Long-serving Smillie steps down
● Badminton Scotland chief proud to have put organisation ‘on the world stage’
Badminton Scotland’s Anne Smillie, the longest-serving chief executive in British sport, is stepping down after leading the organisation since 1990.
Having joined what was then the Scottish Badminton Union ten years earlier as an assistant administrator, stepping up to the roles of executive administrator then chief executive, Smillie established Badminton Scotland as one of the most professional and highly respected associations in the sport, with its world ranking improved from 29th to 15th.
Drawing on experience gained from the 1986 Commonwealth Games in Edinburgh, where Scotland won a gold medal in men’s doubles, Smillie was instrumental in bringing nine major international championships to Scotland, culminating in last year’s staging of the World Championships, which Badminton World Federation officials said had “set the bar so high that it would be unreasonable to expect future hosts to reach it”.
Smillie was a founding member of the UK Sport Major Events steering committee in 2000, serving three years, and became the only woman on the BWF executive board when she became its chair of events in 2007 during a sixyear stint on the BWF Council.
In 2009, she was awarded the Emlyn Jones Award for “Outstanding Service to the Administration of Sport”.
Smillie said: “I have served Badminton Scotland to the best of my ability for the past 38 years and have decided that now is the right moment to pass the baton of leadership to a new chief executive.

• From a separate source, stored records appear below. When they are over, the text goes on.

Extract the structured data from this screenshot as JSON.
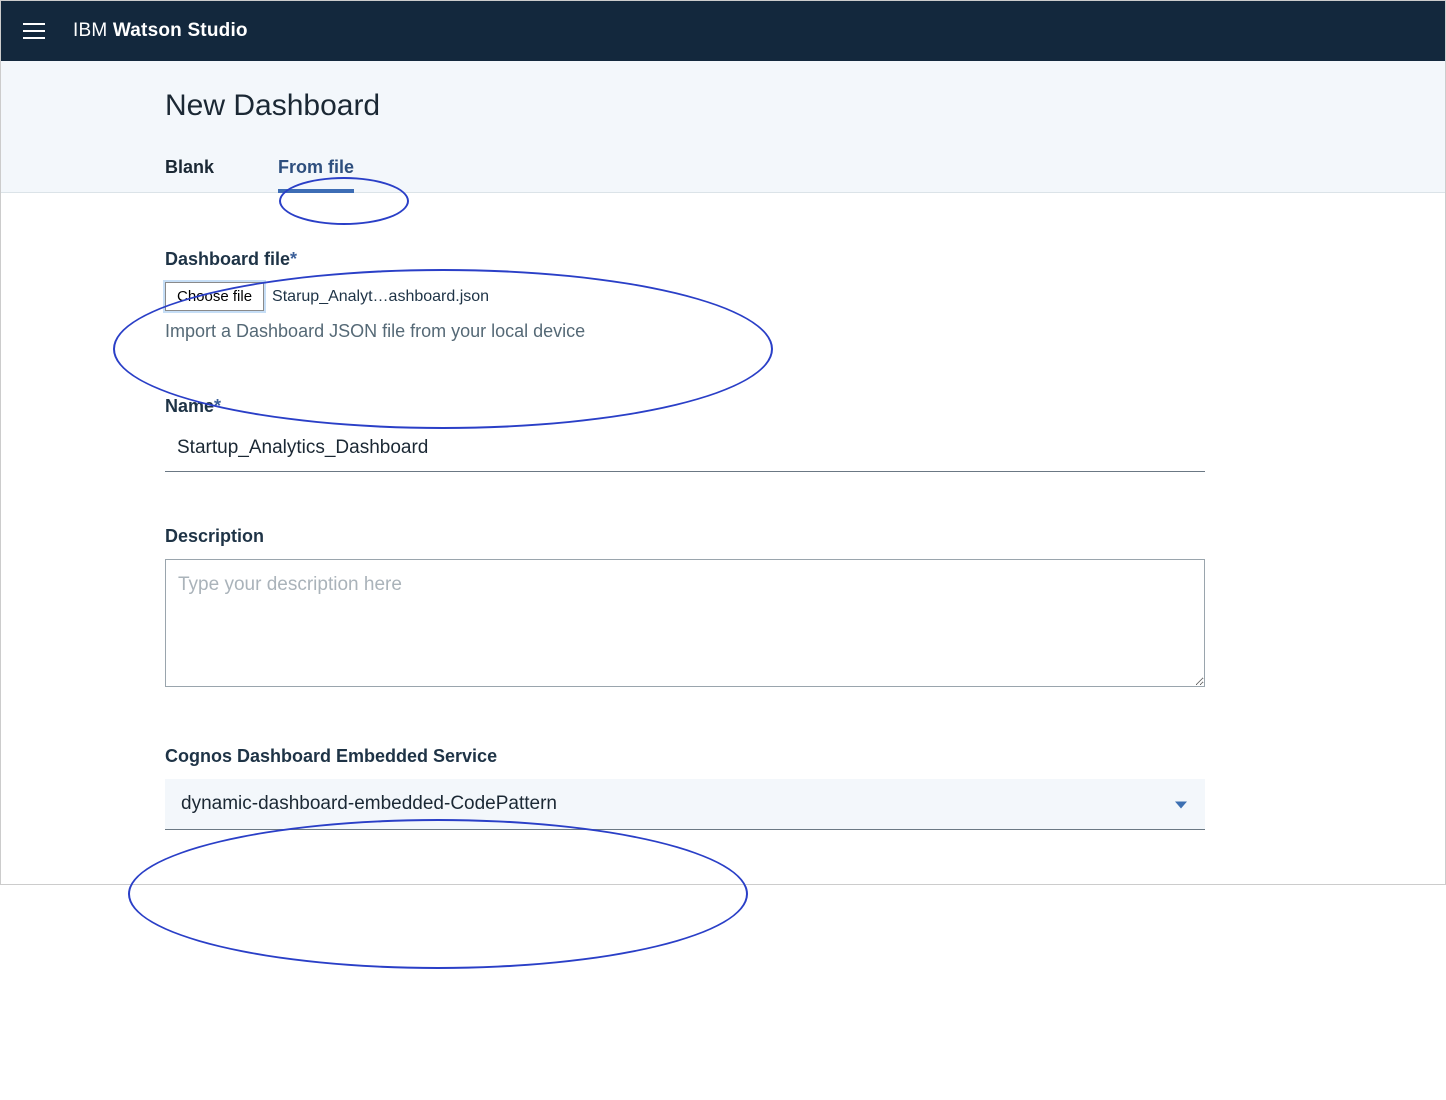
{
  "brand": {
    "prefix": "IBM ",
    "name": "Watson Studio"
  },
  "page": {
    "title": "New Dashboard"
  },
  "tabs": {
    "blank": "Blank",
    "from_file": "From file"
  },
  "dashboard_file": {
    "label": "Dashboard file",
    "required_mark": "*",
    "choose_button": "Choose file",
    "selected_file": "Starup_Analyt…ashboard.json",
    "hint": "Import a Dashboard JSON file from your local device"
  },
  "name_field": {
    "label": "Name",
    "required_mark": "*",
    "value": "Startup_Analytics_Dashboard"
  },
  "description_field": {
    "label": "Description",
    "placeholder": "Type your description here",
    "value": ""
  },
  "cognos_field": {
    "label": "Cognos Dashboard Embedded Service",
    "value": "dynamic-dashboard-embedded-CodePattern"
  }
}
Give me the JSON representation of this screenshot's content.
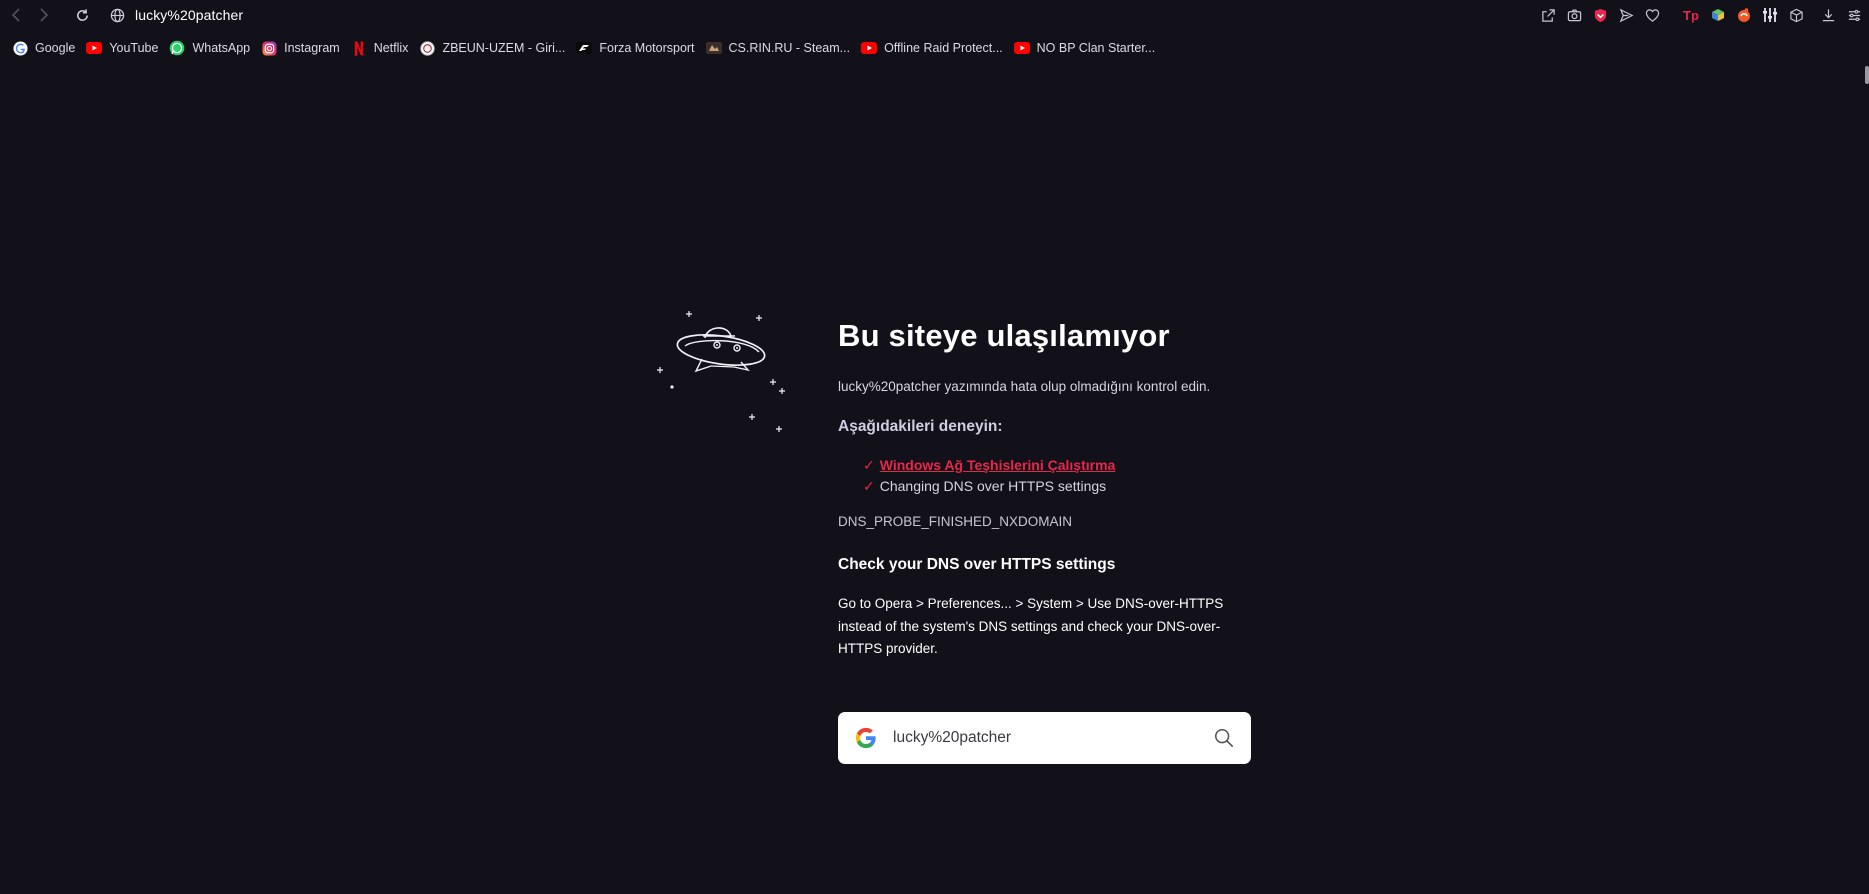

“Helping put Badminton Scotland on to the world stage has been a source of great pride, but even more exciting has been witnessing the way Scottish talent has seized the opportunities provided, with appearances in World Championship finals by Imogen Bankier and Robert Blair, who have also been among those who have accrued an impressive haul of Commonwealth Games medals which was added to this year when Kirsty Gilmour became the first Scot to win individual singles medals at two Commonwealth Games.”